The Central Bank of Egypt (CBE) has issued new rules for funding financial leasing companies. In a letter to banks, the CBE said that the total direct and indirect credit facilities and investments in the securitisation portfolios of financial leasing companies should not exceed 5% of the bank’s total loan portfolio. Moreover, the total direct and indirect credit facilities and investments in the securitisation portfolios of a single leasing company should not exceed 1% of the bank’s total loan portfolio.

The CBE emphasized the need to specify the purpose of the funding, whether it is for financing new financial leasing contracts or refinancing existing contracts from the company’s resources. It also required the banks to follow up on the proper use of the funding by obtaining all the documents related to the contracts being financed.

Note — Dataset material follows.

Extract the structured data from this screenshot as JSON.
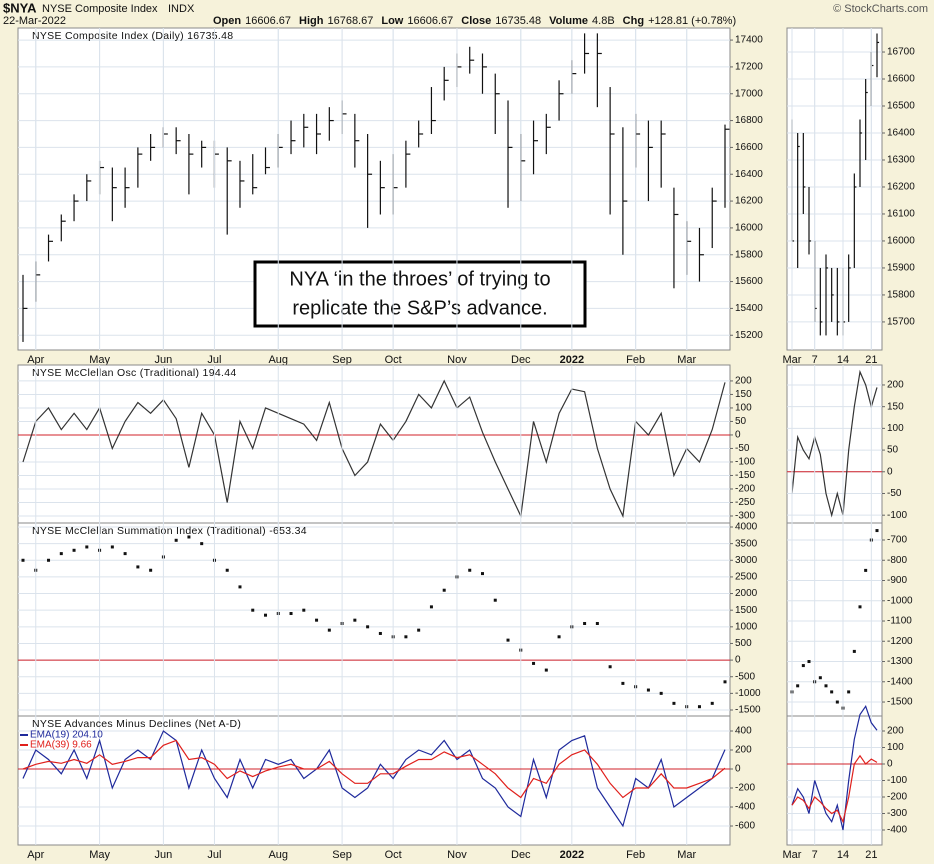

The CBE also stated that the main source of repayment for the funding should be the cash flows generated from the financial leasing contracts financed by the bank and that the repayment schedule of the funding should match the repayment schedule of the financial leasing contracts.

It urged the financial leasing companies to conduct a thorough study of the customers and the parties involved in the contracts and to assess their financial viability and ability to repay. It also warned the banks against granting credit facilities to financial leasing companies to finance a limited number of customers.

Furthermore, the CBE prohibited the banks from granting credit facilities in foreign currency to financial leasing companies unless they are linked to an import operation, and the customers have sufficient foreign currency sources to repay. The banks also have to verify that the financial leasing companies comply with the rules and regulations issued by the Financial Regulatory Authority.

The CBE said that these rules apply to new funding from the date of issuance and that the existing investments that exceed the limits should be gradually reduced according to their maturity dates. The banks have to submit a corrective plan to the supervisory sector within three months, as well as a quarterly report on the status of their investments.